According to this article, a Narragansett lifeguard has created a “chemical-free sunscreen” made of zinc oxide. He was frustrated that “chemical products don’t hold up in water.” Why is it always the sunscreens?
According to its website, the park is also a “designated Organic Zone,” though presumably not in the “carbon-based” sense.
"F No, Chemical Free" muse @carmendrahl has a bone to pick with this otherwise interesting Google Science Fair project, which tests whether the chemical combo of “ozone dissolved in water” is a good disinfectant for handwashing. (It is.) Carmen notes, “the kid may not know better, but Google should.”
My favorite part is the suggestion that you add white vinegar and “allow to fizz.” Apparently no one at this company ever did the 2nd-grade make-a-volcano project. Which is a chemistry experiment.
found by @ScientistMags
“With this sustainable hand soap you don’t have to worry about any chemicals.”
Related: If the soap is “sustainable,” does that mean it will never run out?
found by @LisaDellwo
At a “chemical-free” eatery, you always leave hungry for more.

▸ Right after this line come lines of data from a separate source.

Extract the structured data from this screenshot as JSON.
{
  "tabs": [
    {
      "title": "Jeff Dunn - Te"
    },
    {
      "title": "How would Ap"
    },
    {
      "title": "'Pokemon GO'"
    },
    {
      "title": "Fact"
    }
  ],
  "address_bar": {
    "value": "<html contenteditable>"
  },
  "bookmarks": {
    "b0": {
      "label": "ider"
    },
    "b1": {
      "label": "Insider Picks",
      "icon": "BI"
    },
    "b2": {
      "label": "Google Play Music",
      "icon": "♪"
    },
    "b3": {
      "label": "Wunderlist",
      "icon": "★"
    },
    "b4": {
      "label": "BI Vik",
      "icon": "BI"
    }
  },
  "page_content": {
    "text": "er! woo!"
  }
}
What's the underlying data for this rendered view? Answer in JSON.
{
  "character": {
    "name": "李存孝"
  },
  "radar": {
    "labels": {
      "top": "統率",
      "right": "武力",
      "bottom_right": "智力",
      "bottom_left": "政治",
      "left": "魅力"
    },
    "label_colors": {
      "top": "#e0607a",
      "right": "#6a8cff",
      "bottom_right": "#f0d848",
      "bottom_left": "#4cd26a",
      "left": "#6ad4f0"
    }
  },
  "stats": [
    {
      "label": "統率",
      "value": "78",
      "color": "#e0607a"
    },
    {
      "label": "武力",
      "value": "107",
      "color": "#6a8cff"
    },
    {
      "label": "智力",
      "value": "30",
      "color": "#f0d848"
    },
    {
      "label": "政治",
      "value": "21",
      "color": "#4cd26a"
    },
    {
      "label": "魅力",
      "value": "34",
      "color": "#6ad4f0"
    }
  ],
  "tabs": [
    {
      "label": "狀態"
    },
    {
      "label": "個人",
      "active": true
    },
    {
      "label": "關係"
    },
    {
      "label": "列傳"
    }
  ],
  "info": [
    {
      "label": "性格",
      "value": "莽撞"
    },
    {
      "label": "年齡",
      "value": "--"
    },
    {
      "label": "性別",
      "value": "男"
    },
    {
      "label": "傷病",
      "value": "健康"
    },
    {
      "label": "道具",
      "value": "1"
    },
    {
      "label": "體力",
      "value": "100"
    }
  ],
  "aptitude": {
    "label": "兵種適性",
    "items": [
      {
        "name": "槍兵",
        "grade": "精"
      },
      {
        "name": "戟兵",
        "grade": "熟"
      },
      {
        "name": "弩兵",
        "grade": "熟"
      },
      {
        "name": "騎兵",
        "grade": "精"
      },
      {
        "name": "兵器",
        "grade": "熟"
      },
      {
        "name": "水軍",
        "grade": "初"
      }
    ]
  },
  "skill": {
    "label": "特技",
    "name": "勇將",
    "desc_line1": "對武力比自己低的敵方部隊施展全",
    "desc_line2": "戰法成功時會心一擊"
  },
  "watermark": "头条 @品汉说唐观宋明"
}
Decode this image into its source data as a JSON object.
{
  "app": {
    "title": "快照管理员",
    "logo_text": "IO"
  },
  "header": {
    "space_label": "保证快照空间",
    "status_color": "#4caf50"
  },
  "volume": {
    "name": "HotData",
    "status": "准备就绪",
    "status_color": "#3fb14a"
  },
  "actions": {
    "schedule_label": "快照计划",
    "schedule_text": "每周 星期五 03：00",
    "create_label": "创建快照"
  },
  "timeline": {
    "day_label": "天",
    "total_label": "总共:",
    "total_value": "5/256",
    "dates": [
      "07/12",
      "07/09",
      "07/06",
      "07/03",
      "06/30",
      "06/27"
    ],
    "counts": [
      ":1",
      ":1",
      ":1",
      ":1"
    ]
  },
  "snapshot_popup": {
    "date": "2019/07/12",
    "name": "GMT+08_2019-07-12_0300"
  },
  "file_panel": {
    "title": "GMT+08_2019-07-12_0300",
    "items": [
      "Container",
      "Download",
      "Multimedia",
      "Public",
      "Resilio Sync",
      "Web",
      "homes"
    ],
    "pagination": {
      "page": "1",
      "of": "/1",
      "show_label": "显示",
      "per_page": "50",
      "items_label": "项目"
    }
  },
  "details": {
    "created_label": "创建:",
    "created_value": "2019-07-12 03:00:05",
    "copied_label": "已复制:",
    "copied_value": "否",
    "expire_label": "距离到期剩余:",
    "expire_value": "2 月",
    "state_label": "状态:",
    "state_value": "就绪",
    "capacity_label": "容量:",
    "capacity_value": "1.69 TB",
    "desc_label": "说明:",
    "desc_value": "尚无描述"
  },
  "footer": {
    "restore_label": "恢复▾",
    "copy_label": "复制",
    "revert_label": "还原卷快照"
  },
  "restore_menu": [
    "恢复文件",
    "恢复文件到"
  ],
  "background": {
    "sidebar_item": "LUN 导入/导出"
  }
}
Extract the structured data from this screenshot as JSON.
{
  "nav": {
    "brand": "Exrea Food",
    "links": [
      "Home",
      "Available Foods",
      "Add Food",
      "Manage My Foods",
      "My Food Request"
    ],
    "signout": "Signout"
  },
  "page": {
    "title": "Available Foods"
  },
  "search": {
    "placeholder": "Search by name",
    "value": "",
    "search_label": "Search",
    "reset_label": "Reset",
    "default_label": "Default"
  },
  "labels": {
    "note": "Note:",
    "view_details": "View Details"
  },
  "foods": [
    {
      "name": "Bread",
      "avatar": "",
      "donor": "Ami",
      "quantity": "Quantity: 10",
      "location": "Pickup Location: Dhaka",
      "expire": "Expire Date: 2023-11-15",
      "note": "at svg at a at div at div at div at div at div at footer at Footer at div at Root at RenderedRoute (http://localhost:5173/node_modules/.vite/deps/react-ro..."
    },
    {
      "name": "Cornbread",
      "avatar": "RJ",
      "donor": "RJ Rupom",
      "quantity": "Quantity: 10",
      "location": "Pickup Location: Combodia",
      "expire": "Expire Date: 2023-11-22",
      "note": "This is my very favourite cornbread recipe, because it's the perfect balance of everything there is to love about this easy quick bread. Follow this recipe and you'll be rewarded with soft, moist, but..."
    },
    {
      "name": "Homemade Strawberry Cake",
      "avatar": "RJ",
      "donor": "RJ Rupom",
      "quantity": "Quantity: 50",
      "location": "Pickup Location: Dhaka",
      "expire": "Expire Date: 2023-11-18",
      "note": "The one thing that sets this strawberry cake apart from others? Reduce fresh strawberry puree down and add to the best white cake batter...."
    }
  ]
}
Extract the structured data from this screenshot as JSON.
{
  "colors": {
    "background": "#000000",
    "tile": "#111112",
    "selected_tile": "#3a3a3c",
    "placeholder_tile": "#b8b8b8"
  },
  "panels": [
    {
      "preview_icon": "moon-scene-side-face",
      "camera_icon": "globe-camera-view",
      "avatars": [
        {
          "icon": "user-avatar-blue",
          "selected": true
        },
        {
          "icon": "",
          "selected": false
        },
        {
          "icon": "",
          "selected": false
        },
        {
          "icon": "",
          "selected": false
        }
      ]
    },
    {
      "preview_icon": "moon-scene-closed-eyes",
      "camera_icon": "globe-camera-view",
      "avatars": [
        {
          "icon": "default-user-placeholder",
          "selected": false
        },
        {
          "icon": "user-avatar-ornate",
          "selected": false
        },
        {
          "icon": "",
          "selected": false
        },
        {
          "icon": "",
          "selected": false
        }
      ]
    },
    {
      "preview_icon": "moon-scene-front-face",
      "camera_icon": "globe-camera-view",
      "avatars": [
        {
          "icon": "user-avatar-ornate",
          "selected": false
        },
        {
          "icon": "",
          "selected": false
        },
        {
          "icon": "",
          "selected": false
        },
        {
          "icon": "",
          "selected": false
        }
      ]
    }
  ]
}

"No More Chemicals" sounds like it should be on a placard, right under “The End Is Nigh.”
Chemical-free water? Innovative, indeed!
(Seriously, Siemens: You should know better.)
Hurrah! @easternblot at Nature tells the heartening story of how a couple of undergrads may have convinced Duvel to stop describing its delicious product as “chemical-free.” There is hope yet for the world.